Tulane University receives over 100 cadavers per year, donated by people who want to live on through science and education. It only uses, however, about 40 to 50 cadavers. What to do with the remainder of the remains? Why not give them to the Army to blow up on land mines?

Cadaver broker National Anatomical Service (NAS) of Staten Island, N.Y., is no longer servicing Tulane as of last month. The broker was only doing his job: hooking up buyers and sellers. And the Army needs to be able to blow up bodies to be sure that, well, they either do or do not blow up when wearing (for example) special boots or something. It's better than using the living, don't ya think?)

NAS has actually started turning down contracts with the Army, as the work was exceptionally labor intensive. Not only did they have to pick up the bodies in New Orleans and transport them (with escorts) to several locations throughout Texas, they ALSO had to pick up the shreds post-test, cremate them, and then return them to the university.

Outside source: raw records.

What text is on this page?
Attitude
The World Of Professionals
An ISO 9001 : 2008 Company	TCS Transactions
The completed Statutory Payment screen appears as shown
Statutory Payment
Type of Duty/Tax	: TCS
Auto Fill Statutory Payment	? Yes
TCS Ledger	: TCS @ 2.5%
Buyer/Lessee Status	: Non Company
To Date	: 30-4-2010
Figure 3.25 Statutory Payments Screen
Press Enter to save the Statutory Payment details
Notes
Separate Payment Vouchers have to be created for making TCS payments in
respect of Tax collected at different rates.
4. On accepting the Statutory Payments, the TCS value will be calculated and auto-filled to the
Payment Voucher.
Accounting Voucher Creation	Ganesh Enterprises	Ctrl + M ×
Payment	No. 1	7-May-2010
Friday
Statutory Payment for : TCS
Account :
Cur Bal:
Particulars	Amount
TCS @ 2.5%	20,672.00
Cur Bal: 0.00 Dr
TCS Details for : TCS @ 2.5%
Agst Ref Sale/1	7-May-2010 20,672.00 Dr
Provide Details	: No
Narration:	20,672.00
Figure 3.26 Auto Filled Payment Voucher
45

When body donors sign up to donate their corpses, they sign that the cadaver can be used for educational and research purposes. So the Army actions, while not as sterile as having medical students learn about the large intestines, fall completely within the realm of the agreement.

Michael Meyer, a medical ethics from California, disagrees. Says Meyer,"How would you feel if your mother's body was donated to science . . . and she ends up being thrown on a land mine? This is not only ghoulish, but it's also ethically reprehensible."